Remettre du sens dans le travail, c’est donc remettre au centre des préoccupations de l’activité celui ou celle qui en bénéficie.
Nécessairement, cela passe par une maitrise et une confiance renforcée des expertises portées par les acteurs de terrain, au plus près du client ou de l’usager, et par le maintien d’un travail vivant, par-delà les normes et processus standardisés qui tentent de le rationaliser souvent jusqu’à l’absurde.
Ensuite, donner du sens au travail, c’est être en mesure de lui attribuer une signification.
Ici s’entrecroisent des désirs propres à l’organisation et d’autres propres à celui ou celle qui travaille. Le sens ne se prescrit pas, il se déduit de cette subtile imbrication. Néanmoins, il est possible de dégager quelques invariants anthropologiques.
Avoir un travail qui fait sens, c’est avoir la possibilité de concevoir un produit ou de délivrer un service conforme aux règles de l’art, partagées par une communauté de métier.
C’est aussi percevoir que son travail est véritablement utile, aussi bien à l’utilisateur final qui en bénéficie qu’à la société de manière plus générale. Indéniablement, ces deux ingrédients renvoient à la question, centrale, de la qualité du travail que chacune et chacun a la capacité de faire ou que l’organisation autorise au regard des moyens qu’elle alloue. Remettre du sens dans le travail, c’est par conséquent avoir l’opportunité d’effectuer un travail de qualité, conforme aux attentes et aux besoins qui sont formulés par celui ou celle à qui on l’adresse.
On sait par ailleurs qu’il s’agit d’un puissant levier de santé psychologique au travail. A cet égard, il ne peut donc y avoir de qualité de vie au travail sans qualité du travail, car la qualité de vie s’acquiert d’abord par un travail de qualité.
Enfin, donner du sens au travail, c’est restaurer la dimension collective présentielle, malmenée par le travail à distance.
Ce sont les sens au travail qu’il faut réhabiliter, c’est-à-dire de l’incarnation, de la corporéité, des affects, de la présence humaine, autrement dit une proximité perdue par la mise à distance du travail. L’émergence massive, parfois précipitée, du télétravail ces deux dernières années a certes permis de digitaliser un grand nombre de services, de diminuer certains coûts, de réduire sans doute l’empreinte écologique de l’activité et d’offrir des gains de temps (donc de productivité) importants.
Toutefois, le recul qu’on commence à avoir sur cette situation permet aussi d’affirmer que le télétravail a contribué à une nouvelle intensification du travail, notamment en éliminant les derniers temps morts qui pouvaient encore exister dans les organisations.
Or, ces temps informels, interstitiels (donc invisibles à la prescription), rassemblant les pairs, sont essentiels pour faire un collectif en capacité de réélaborer les modes opératoires, créer des règles de métier et donc réguler les aléas.
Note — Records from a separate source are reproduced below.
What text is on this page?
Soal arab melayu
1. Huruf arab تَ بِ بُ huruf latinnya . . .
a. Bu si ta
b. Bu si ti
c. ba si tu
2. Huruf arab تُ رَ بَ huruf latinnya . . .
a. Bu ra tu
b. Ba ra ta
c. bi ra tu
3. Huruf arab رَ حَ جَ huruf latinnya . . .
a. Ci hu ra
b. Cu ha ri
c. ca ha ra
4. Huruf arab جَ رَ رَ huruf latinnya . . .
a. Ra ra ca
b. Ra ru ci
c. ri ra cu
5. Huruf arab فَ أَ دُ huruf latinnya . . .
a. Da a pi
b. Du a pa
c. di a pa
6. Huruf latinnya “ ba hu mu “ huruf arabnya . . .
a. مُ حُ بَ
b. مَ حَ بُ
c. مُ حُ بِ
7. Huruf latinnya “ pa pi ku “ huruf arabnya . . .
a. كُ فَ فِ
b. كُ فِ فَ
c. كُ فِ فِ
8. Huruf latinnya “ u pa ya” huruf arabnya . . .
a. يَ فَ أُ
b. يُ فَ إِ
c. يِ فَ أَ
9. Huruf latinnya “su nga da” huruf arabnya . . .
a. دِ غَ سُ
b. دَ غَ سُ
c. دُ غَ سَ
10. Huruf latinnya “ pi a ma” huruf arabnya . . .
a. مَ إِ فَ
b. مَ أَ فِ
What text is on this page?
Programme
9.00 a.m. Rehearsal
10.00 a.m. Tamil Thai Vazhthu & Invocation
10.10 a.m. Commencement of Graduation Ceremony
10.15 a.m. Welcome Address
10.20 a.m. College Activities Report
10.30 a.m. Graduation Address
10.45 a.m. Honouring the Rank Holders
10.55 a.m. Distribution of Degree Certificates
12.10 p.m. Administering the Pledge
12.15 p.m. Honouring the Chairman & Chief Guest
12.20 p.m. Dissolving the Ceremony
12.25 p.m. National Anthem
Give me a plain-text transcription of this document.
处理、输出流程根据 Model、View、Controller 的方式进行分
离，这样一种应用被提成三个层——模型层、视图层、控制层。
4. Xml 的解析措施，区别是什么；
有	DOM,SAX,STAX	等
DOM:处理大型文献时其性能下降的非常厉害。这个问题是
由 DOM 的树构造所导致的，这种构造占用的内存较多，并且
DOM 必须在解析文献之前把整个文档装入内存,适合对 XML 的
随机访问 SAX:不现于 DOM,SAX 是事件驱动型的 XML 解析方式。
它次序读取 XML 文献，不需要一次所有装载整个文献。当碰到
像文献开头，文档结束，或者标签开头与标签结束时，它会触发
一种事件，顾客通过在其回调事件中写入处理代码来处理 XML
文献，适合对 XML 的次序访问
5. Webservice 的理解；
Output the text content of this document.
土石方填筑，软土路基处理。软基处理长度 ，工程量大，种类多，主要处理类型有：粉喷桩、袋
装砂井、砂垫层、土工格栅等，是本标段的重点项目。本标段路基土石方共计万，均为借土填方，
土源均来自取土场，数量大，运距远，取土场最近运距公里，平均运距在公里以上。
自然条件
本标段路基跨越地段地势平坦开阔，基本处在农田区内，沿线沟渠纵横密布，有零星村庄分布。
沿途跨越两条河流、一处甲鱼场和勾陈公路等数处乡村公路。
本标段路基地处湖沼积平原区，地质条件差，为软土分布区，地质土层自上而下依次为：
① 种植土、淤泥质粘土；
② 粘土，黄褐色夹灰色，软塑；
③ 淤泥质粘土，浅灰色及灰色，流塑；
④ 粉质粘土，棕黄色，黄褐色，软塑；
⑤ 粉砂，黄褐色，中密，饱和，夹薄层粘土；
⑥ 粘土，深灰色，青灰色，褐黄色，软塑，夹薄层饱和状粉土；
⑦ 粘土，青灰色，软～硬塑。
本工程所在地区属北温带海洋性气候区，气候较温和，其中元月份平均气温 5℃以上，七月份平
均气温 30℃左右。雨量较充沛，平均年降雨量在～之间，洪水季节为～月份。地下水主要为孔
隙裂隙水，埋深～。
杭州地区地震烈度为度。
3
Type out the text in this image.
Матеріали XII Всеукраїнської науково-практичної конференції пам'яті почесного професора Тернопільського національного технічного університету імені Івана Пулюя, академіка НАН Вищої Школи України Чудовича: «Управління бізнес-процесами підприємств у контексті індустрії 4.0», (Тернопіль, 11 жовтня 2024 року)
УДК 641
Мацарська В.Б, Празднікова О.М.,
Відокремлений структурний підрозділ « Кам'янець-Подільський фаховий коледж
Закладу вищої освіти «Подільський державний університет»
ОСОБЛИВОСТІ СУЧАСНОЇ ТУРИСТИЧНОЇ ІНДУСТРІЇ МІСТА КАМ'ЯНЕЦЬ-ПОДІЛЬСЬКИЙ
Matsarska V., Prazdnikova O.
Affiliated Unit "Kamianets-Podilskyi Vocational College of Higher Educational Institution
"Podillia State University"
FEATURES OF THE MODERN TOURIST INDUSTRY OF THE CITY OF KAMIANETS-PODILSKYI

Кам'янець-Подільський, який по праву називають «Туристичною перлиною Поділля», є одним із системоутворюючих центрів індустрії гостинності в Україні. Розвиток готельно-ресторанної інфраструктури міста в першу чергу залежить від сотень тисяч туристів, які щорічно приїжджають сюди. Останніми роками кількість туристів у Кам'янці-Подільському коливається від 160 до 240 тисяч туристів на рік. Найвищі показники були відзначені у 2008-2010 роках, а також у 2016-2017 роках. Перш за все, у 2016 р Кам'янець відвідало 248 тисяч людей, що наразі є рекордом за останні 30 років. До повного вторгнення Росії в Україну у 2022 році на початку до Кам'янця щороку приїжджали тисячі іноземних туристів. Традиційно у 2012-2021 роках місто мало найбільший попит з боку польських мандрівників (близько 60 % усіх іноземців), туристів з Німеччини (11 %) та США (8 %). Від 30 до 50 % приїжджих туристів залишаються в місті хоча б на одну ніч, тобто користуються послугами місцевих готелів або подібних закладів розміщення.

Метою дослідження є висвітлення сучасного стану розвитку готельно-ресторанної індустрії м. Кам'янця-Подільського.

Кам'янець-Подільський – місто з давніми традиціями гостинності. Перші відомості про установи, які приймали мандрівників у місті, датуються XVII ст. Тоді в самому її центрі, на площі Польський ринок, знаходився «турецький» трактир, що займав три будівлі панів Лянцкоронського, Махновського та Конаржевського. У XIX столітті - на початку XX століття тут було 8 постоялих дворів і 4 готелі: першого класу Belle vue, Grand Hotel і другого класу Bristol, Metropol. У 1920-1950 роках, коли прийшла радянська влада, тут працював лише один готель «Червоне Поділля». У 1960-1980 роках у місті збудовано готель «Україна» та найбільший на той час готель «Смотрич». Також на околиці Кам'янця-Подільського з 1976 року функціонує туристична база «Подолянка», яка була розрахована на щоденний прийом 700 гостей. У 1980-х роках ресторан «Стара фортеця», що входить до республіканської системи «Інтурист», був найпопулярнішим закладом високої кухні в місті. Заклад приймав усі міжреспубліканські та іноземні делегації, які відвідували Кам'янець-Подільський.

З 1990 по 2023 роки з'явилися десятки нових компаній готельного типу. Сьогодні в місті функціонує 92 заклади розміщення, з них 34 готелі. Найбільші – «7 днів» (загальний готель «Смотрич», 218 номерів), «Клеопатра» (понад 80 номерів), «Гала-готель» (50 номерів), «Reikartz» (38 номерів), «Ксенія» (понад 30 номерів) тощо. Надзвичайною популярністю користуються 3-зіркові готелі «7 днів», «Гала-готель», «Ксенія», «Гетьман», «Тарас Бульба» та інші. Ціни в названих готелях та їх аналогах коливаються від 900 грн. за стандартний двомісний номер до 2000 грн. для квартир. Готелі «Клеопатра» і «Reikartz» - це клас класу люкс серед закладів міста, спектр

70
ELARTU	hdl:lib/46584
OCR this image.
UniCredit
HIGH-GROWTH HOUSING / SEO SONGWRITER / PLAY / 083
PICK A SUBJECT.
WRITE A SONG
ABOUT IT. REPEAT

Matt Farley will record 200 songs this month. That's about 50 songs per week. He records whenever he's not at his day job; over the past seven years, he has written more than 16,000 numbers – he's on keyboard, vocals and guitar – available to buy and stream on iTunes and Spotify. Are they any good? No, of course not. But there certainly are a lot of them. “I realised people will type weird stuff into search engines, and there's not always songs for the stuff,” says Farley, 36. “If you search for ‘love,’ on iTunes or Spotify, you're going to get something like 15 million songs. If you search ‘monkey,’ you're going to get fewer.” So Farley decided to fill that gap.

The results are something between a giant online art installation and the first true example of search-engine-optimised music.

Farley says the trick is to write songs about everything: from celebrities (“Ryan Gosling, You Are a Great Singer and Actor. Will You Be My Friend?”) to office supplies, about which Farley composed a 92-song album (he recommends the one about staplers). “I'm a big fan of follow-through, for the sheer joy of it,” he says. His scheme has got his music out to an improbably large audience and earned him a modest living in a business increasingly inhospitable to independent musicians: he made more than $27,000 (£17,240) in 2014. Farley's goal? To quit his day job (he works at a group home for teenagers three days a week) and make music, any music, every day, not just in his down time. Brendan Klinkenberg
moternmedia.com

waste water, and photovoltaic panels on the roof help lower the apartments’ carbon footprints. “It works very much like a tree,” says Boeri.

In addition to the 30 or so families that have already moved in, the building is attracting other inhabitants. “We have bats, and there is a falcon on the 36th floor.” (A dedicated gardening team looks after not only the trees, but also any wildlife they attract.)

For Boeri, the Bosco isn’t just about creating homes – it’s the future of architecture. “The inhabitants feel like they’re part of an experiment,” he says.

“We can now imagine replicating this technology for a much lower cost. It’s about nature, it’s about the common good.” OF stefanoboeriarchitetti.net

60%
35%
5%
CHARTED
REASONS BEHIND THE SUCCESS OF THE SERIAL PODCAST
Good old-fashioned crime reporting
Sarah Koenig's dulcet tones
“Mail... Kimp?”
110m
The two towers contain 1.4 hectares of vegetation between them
Implicitement, cela remet en question les conditions de la coopération, qui semble aujourd’hui à repenser. Il s’agit d’une convivialité féconde, considérée sous l’angle de la délibération collective, informelle et pourtant vitale pour que « ça tourne ». Cette dernière joue un rôle déterminant pour effectuer tout le travail d’organisation (de régulation) non prescrit nécessaire à la réalisation d’un travail de qualité comme à la maitrise des risques, notamment par le développement des savoir-faire de prudence. Cela ne peut se construire qu’en proximité, immergé et aux prises avec les interstices de l’activité réelle, en présence d’autrui.
Plus encore, l’enjeu est de remettre sur le devant de la scène ce qui relève du registre de la sensibilité contiguë à toute activité, tout ce que les sens captent (y compris l’intuition, faite d’une sensibilité et d’une inventivité qui ont toute leur place dans le travail) et offrent pour « sentir » une situation de travail, en capter les informations non-verbales (on pense, par exemple, aux affects expressifs, repères majeurs dans les métiers de la relation à autrui comme le soin, le commerce ou l’enseignement… qui sont autant d’informations riches de significations).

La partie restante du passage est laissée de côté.